New insights into p53 activation

Abstract

The tumor suppressor p53 is a multifunctional, highly regulated, and promoter-specific transcriptional factor that is uniquely sensitive to DNA damage and cellular stress signaling. The mechanisms by which p53 directs a damaged cell down either a cell growth arrest or an apoptotic pathway remain poorly understood. Evidence suggests that the in vivo functions of p53 seem to balance the cell-fate choice with the type and severity of damage that occurs. The concept of antirepression, or inhibition of factors that normally keep p53 at bay, may help explain the physiological mechanisms for p53 activation. These factors also provide novel chemotherapeutic targets for the reactivation of p53 in tumors harboring a wild-type copy of the gene.

Figure 1

A model for p53 activation. (A) Classical model of p53 activation.
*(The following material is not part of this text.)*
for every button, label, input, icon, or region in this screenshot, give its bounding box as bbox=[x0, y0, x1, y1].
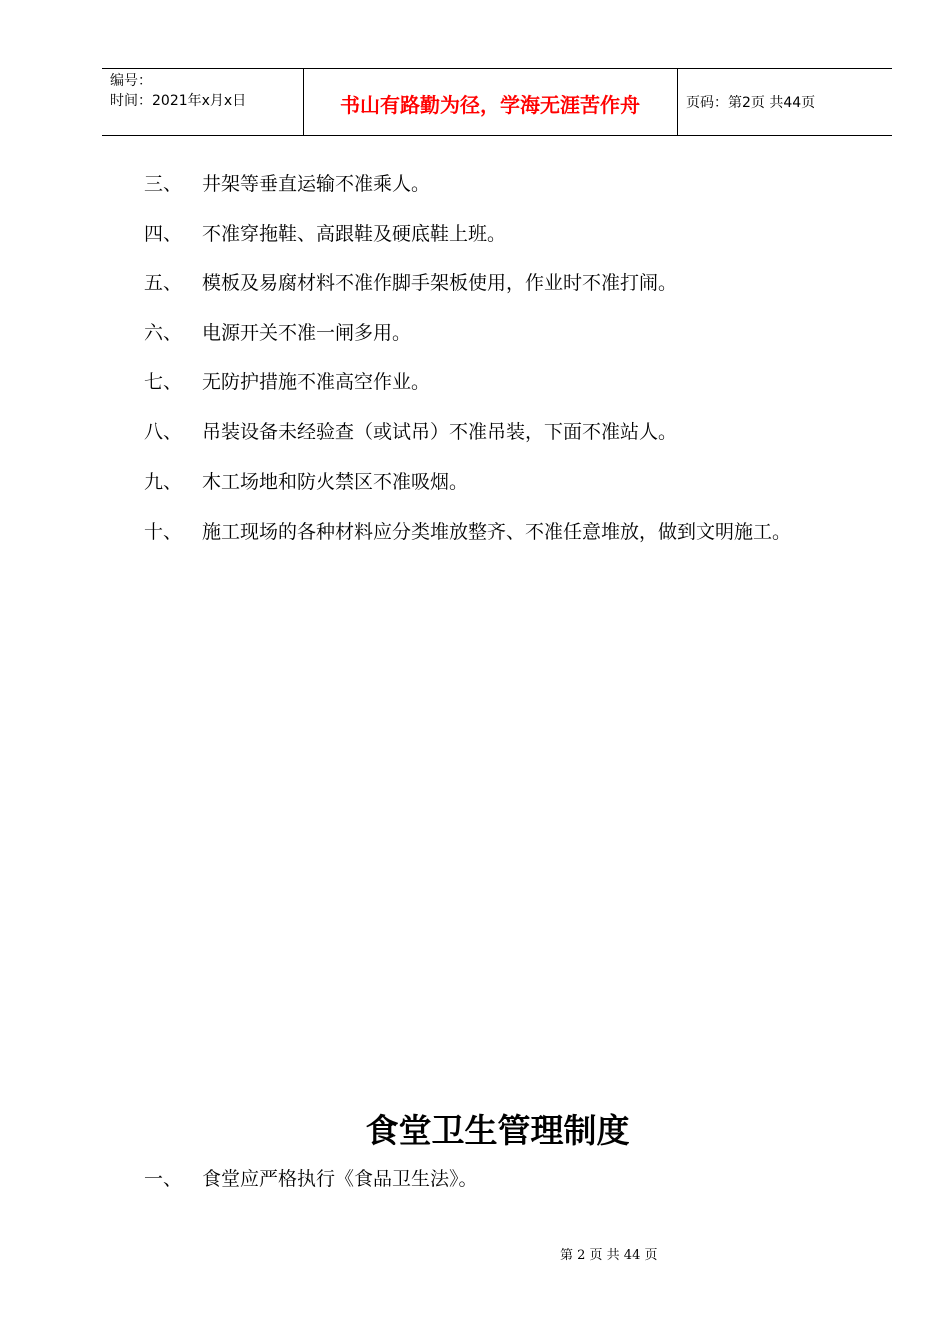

DNA damage and oxidative stress signals lead to the rapid stabilization of p53 by blocking Mdm2 through various mechanisms described in the text. Once stabilized, p53 is activated through posttranslational modifications and binds to DNA, where it can interact with other transcriptional regulators for the induction of p53-responsive target genes. (B) A refined model of p53 activation. In addition to p53 stabilization, an additional step of antirepression may occur in vivo for full p53 activation. Mdm2 and MdmX repress p53 function and activation in vivo. Removal of this repression (i.e., antirepression) may be required for subsequent steps of p53 activation such as post-translational modifications, DNA binding, and induction of p53-responsive target genes.